Tuesday, September 20, 2011

What is the difference between approaches, methods and techniques?



When I was an education student, I often had problems in differentiating teaching approach from teaching methods and teaching techniques. For me, it sounded all the same. Which is why now I am up to the task of trying to describe these three in simple terms which will not be difficult to understand and giving examples of situations to characterize their differences. For the purpose of simplifying this article, we assume that strategy and technique are one and the same.

First we define what a Teaching Approach is. A teaching approach is how you view things. Examples are behaviourist approach – drills, constructivist approach - output-based, integrated approach.

A Teaching Method, on the other hand, is the plan you follow when you are teaching. By applying a certain approach, you come up with procedures and practices for teaching your students. This consists of procedures you follow, steps you take, outline of actions that you have to do. It takes some guidelines from approaches and imparts pointers to strategies. Some examples are the inductive method, deductive method, project method, problem method, lecture method, metacognitive method, unit method, Demonstration, recitation, and the audio lingual method.

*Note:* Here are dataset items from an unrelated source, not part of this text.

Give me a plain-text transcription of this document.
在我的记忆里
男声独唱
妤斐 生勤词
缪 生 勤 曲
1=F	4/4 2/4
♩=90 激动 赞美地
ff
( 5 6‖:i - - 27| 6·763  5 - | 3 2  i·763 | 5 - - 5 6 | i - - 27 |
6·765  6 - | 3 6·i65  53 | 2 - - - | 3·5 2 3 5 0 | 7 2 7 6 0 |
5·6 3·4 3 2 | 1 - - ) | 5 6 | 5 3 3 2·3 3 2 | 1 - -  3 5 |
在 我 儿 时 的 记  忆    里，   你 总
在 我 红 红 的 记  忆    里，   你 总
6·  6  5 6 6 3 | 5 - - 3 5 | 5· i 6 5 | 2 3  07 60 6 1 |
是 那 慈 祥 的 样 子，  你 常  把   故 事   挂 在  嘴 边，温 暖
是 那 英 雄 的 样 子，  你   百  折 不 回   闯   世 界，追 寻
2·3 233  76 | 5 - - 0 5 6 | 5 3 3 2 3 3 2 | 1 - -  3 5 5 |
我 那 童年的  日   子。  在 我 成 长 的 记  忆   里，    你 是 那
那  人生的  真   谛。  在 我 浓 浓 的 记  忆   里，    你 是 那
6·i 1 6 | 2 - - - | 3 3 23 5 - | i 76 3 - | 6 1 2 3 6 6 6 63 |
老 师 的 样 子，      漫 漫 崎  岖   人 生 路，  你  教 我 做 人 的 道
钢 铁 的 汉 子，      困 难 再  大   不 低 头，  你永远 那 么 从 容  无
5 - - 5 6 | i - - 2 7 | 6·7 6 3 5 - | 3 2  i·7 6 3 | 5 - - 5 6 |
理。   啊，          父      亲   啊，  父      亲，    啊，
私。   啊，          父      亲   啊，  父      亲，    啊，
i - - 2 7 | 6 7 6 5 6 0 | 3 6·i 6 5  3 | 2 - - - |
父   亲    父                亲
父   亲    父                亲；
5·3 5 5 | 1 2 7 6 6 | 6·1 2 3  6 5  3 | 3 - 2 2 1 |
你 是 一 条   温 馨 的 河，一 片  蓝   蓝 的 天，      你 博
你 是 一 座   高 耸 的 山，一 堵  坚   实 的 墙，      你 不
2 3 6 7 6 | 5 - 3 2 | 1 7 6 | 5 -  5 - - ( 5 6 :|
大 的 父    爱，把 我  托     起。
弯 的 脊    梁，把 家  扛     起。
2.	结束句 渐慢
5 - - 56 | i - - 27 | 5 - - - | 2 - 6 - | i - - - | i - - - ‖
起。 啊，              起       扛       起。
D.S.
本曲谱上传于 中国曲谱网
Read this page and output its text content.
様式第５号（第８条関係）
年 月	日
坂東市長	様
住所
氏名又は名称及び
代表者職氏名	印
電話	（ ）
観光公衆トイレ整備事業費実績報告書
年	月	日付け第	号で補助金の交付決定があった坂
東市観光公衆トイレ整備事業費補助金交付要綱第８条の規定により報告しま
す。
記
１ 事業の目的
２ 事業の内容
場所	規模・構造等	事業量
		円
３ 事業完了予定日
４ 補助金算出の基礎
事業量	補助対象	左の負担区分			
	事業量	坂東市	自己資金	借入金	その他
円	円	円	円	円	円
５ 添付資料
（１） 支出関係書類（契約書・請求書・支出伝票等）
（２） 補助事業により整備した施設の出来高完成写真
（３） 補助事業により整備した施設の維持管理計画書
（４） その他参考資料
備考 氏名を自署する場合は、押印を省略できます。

Lastly, a Teaching Technique are our own/personal/idiosyncratic strategies we use in order for us to be effective teachers. We adapt our teaching to the kind of students we have such that our instruction is different for every class and for every kind of student. It’s our maneuvering or tactic, a personal way implementing methods, highly individualized and tailor-fitted, customized to students learning styles, needs and interests. Some examples are games, activities, rewards and punishments

Now if we take it that method is the most commonly used term, that may be because the methods take some pointers from approaches, and imparts some of its pointers to strategies.

So basically, an approach is an overview which applies to learning for all kinds of learners. The method is the plan suited for a specific type of learner, and when it is applied to a specific group of students (a specific class or section), it becomes a strategy. If the method is the plan, then the strategy is the actual execution of the plan. Some books interchangeably use them.